Познакомим наших читателей с одним из дней судовой жизни в тропиках.
По одному дню можно судить, до известной степени, об остальных. Несмотря на прелесть этой жизни, она все-таки не особенно богата впечатлениями и в конце концов кажется несколько однообразной, тем более людям, которые равнодушны к великим таинствам природы и совсем глухи к тому, о чем «звезда с звездою говорит».
Рассвет близится.
Еще предрассветные сумерки окутывают своей таинственной серой пеленой со всех сторон океан, и горизонт туманен. Еще луна и мириады звезд глядят сверху. Но месяц становится будто бледнее, и звезды мигают слабее и будто стали задумчивее.
Но вот на востоке занимается заря, в первые минуты нежная и робкая, еле пробиваясь розово-лиловатой полоской. Цвета меняются быстро. Краски становятся с каждым мгновением ярче, разнообразнее и причудливее. Она расплывается, захватывая все большее и большее пространство, и, наконец, весь горизонт пылает в блеске громадного зарева, сверкая пурпуром и золотом. Небо над ним, подернутое розово-золотистой дымкой, сияет в нежных переливах всех цветов радуги. Луна и звезды становятся еще бледнее и кажутся умирающими.
Что-то величественно могучее и волшебное, не передаваемое даже в гениальных картинах, представляет собой в действительности эта незабываемая картина пробуждения океана, эти снопы пламени, золота и волшебных цветов, предшествующие восходу солнца.
Вот и оно, ослепительное, медленно обнажаясь от своих блестящих риз, величаво выплывает золотистым шаром из-за пылающего горизонта. И все вокруг мгновенно осветилось, все радостно ожило, словно бы преображенное, — и синеющий океан, и небо, высокое, голубое, нежное.

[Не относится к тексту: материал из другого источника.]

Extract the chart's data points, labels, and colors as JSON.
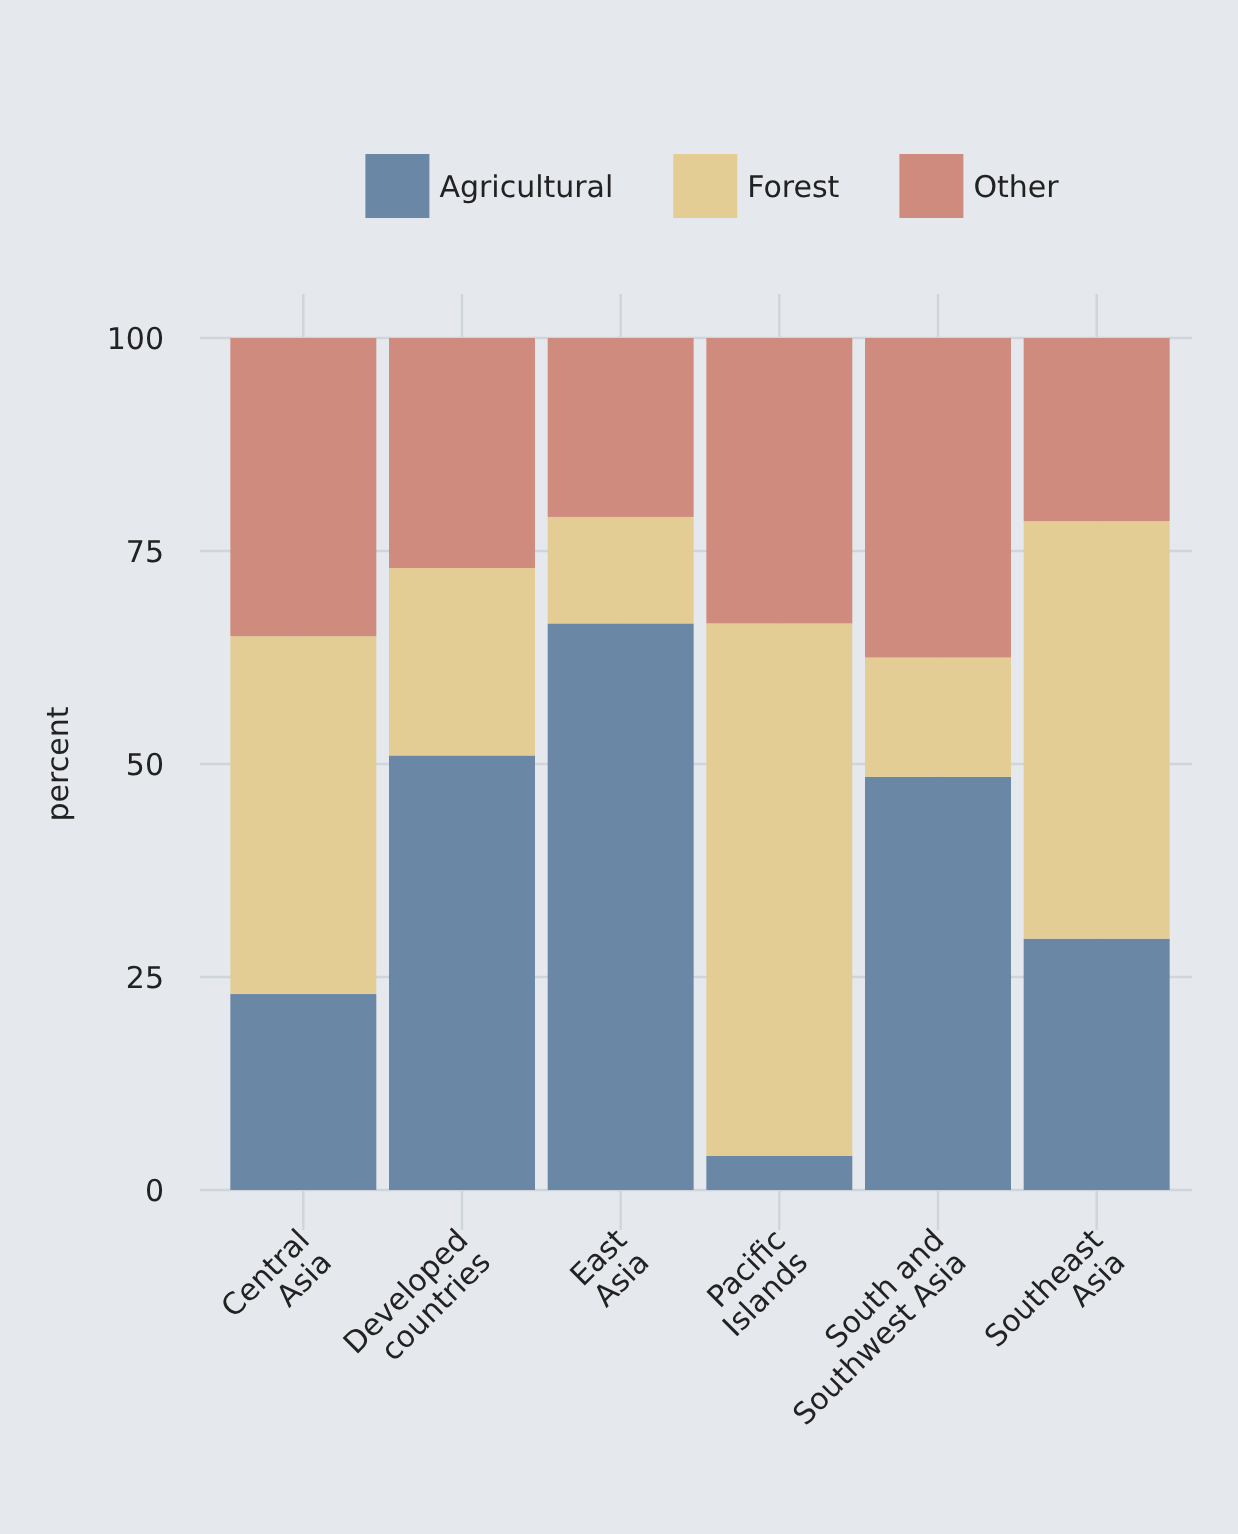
{
  "chart_data": {
    "type": "bar",
    "stacked": true,
    "ylabel": "percent",
    "categories": [
      "Central Asia",
      "Developed countries",
      "East Asia",
      "Pacific Islands",
      "South and Southwest Asia",
      "Southeast Asia"
    ],
    "series": [
      {
        "name": "Agricultural",
        "color": "#6b87a6",
        "values": [
          23,
          51,
          66.5,
          4,
          48.5,
          29.5
        ]
      },
      {
        "name": "Forest",
        "color": "#e4cd94",
        "values": [
          42,
          22,
          12.5,
          62.5,
          14,
          49
        ]
      },
      {
        "name": "Other",
        "color": "#cf8c7e",
        "values": [
          35,
          27,
          21,
          33.5,
          37.5,
          21.5
        ]
      }
    ],
    "ylim": [
      0,
      100
    ],
    "yticks": [
      0,
      25,
      50,
      75,
      100
    ],
    "grid": true,
    "legend": "top"
  }
}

Луна и звезды исчезли перед блеском этого чудного, дышащего свежестью, радостного и победоносного утра.
Оно залило ярким светом и маленький «Коршун». Он вдруг потерял свою ночную таинственность, словно бы сделался меньше и, казалось, пошел быстрее. Паруса, мачты, орудия, снасти, человеческие фигуры, — словом, все, что ночью имело какой-то фантастически неопределенный вид и увеличивалось в размерах, теперь мгновенно, словно бы освободившись от волшебных чар ночи, вырезывалось на прозрачном воздухе ясными и рельефными формами и очертаниями. Казавшиеся ночью какими-то темными крыльями гигантской птицы паруса резали глаз своей белизной, и паутина снастей отчетливо выделялась каждой веревкой.
На верхней палубе, на которой спали на разостланных тюфячках матросы, занимая все ее пространство от мостика и до бака, вырисовывались сотни красных, загорелых грубоватых и добродушных лиц, покрытых масляным налетом. Им сладко спалось на воздухе под освежительным дыханием благодатного ветерка. Раздавался дружный храп на все лады.
И почти все офицеры и гардемарины спали на юте в подвешенных койках. Спать в душных каютах было томительно.
Бодрствовали только вахтенный офицер, гардемарин на баке да матросы вахтенного отделения.
Дремавшие до восхода солнца у своих снастей или коротавшие вахту, внимая тихой сказке, которую рассказывал какой-нибудь сказочник-матрос, матросы теперь, при наступлении утра, оживились и чаще стали ходить на бак покурить и полясничать. Приятный, острый дымок махорки носился на баке. И разговоры стали громче. И свежий, молодой голос вахтенного мичмана Лопатина как-то веселее прозвучал в воздухе, когда он крикнул:
— Вперед смотреть!
И сам он бодрее зашагал по мостику, то и дело останавливаясь, чтобы взглянуть на выплывающее солнце. Он вдыхал полной грудью этот чудный, насыщенный озоном, морской воздух, и снова ходил, и снова смотрел на прелесть восхода, и все его существо было полно безотчетной радости.
Как только солнце выглянуло своей золотистой верхушкой, Михаила Бастрюков, бывший на вахте, снял шапку и, глядя на солнышко, три раза истово перекрестился. Затем погладил быков в стойлах, каждого почесал под шеей, сказал им по ласковому слову и, весь как-то радостно улыбаясь, подошел к кадке с водой, закурил свою маленькую трубочку с медным колпачком и, затянувшись раз-другой, протянул своим приятным певучим баском, ни к кому не обращаясь:
— И благодать же господня!
— Превосходно! — промолвил кто-то из кучки курильщиков.
— Чего лучше! — заметил и боцман Федотов, входя в круг. — Дай-ка-сь затянуться трубочки, Бастрюков! — прибавил он, протягивая шершавую, засмоленную руку. — Твоя трубка скусная!